React is a system for building web apps out of reusable components. The components automatically re-render when their underlying state changes. When each component is self-contained, managing state is not burdensome. However, if your app has any degree of complexity, your components will soon lose their independence. Consider this hierarchy of components A, X, Y, and others:
What happens when an interaction on component X must trigger a state change that causes component Y to re-render? For example, imagine that component X is a checkbox. Component Y is a text editor. When the user toggles the checkbox, the editor must display or hide line numbers.
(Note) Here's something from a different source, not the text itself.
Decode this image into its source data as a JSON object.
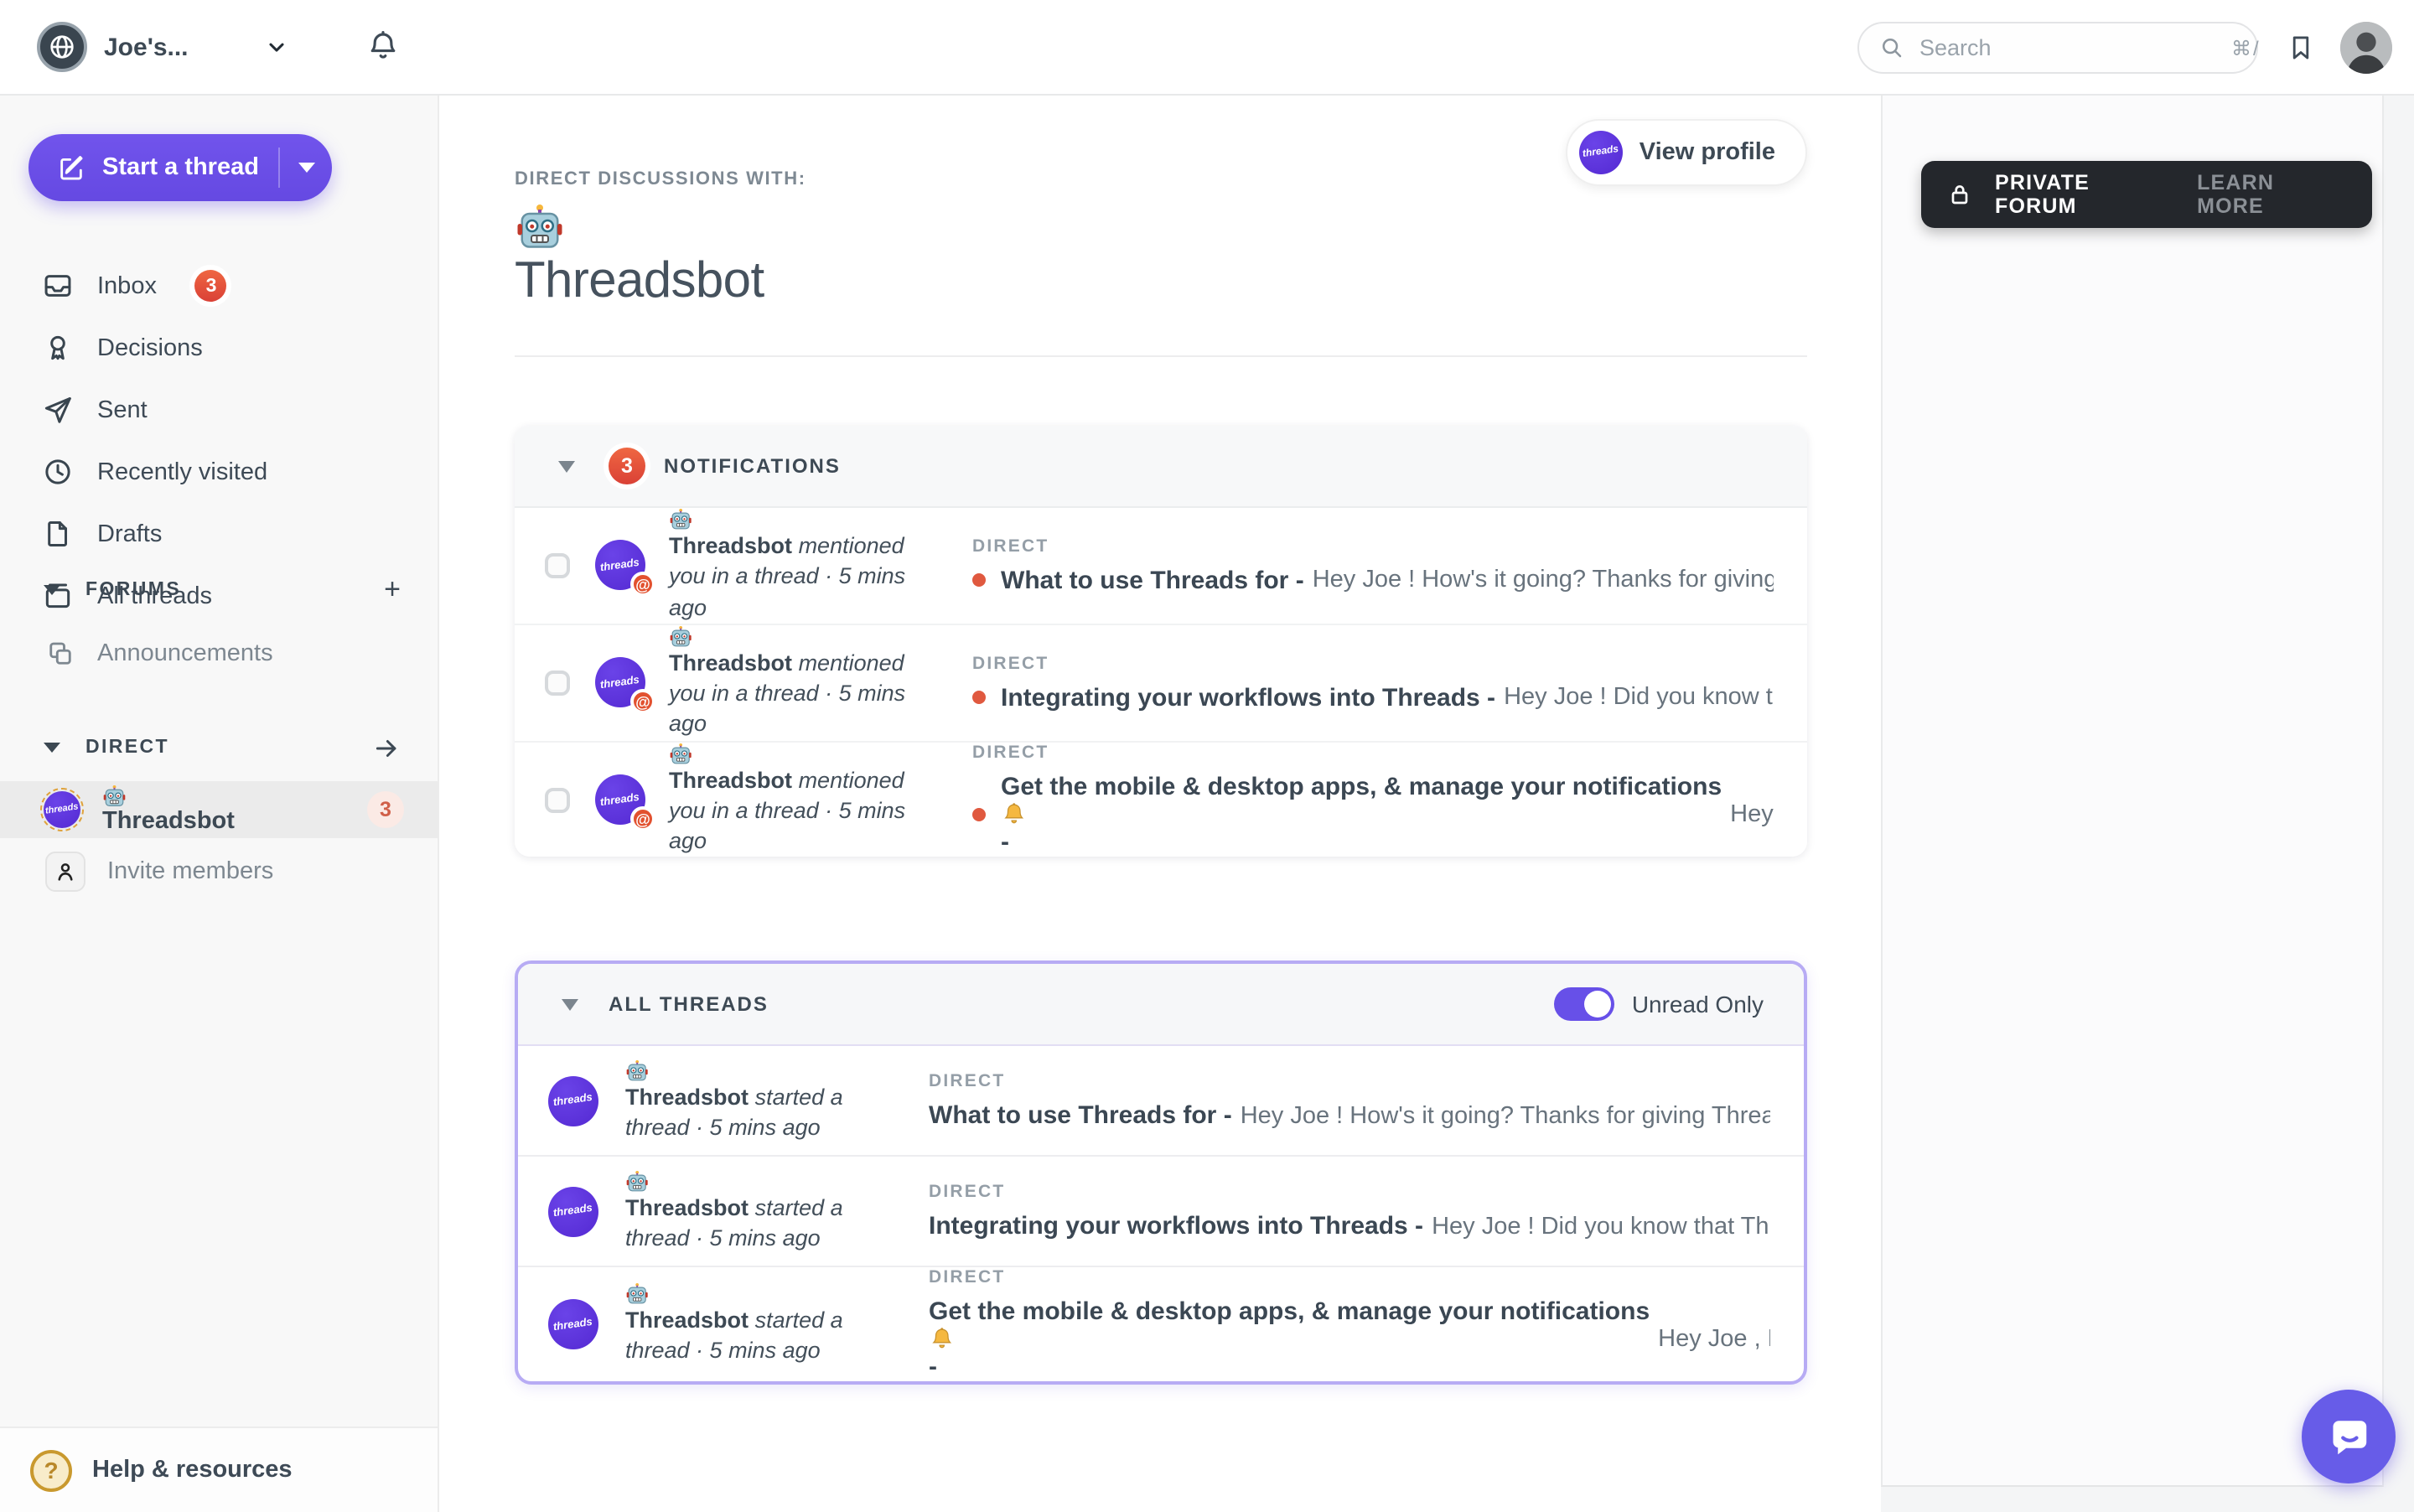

Communicating state changes across components is difficult in a plain React app because messages must travel along the lines of the hierarchy. Component X and Y must have a common ancestor, which is component A in this example, that declares the state. Component A must pass a setter down the hierarchy through props to component X. Component X will call the setter on a user interaction. Component A must also pass the state down to component Y through props.
Component A and the other intermediate components might not care at all about the display of line numbers. Yet they are forced to care because they are the medium through which X talks to Y. This busywork of mindlessly passing state from an ancestor down the hierarchy to its descendents is called prop drilling.
You can avoid prop drilling by factoring the shared state of your app out to a global store. The global store may be accessed directly by components all across the hierarchy without having to pass through the prop channels.
A library named Redux helps you create and safely update this global store. You decide to make an app for managing a quote database using React and Redux.
Some developers bristle at the mention of Redux. That's because it is often overused. Unprincipled developers put all state into the global store, but not all state in a React app should be global. A healthy and balanced developer will use a mix of both local and global state.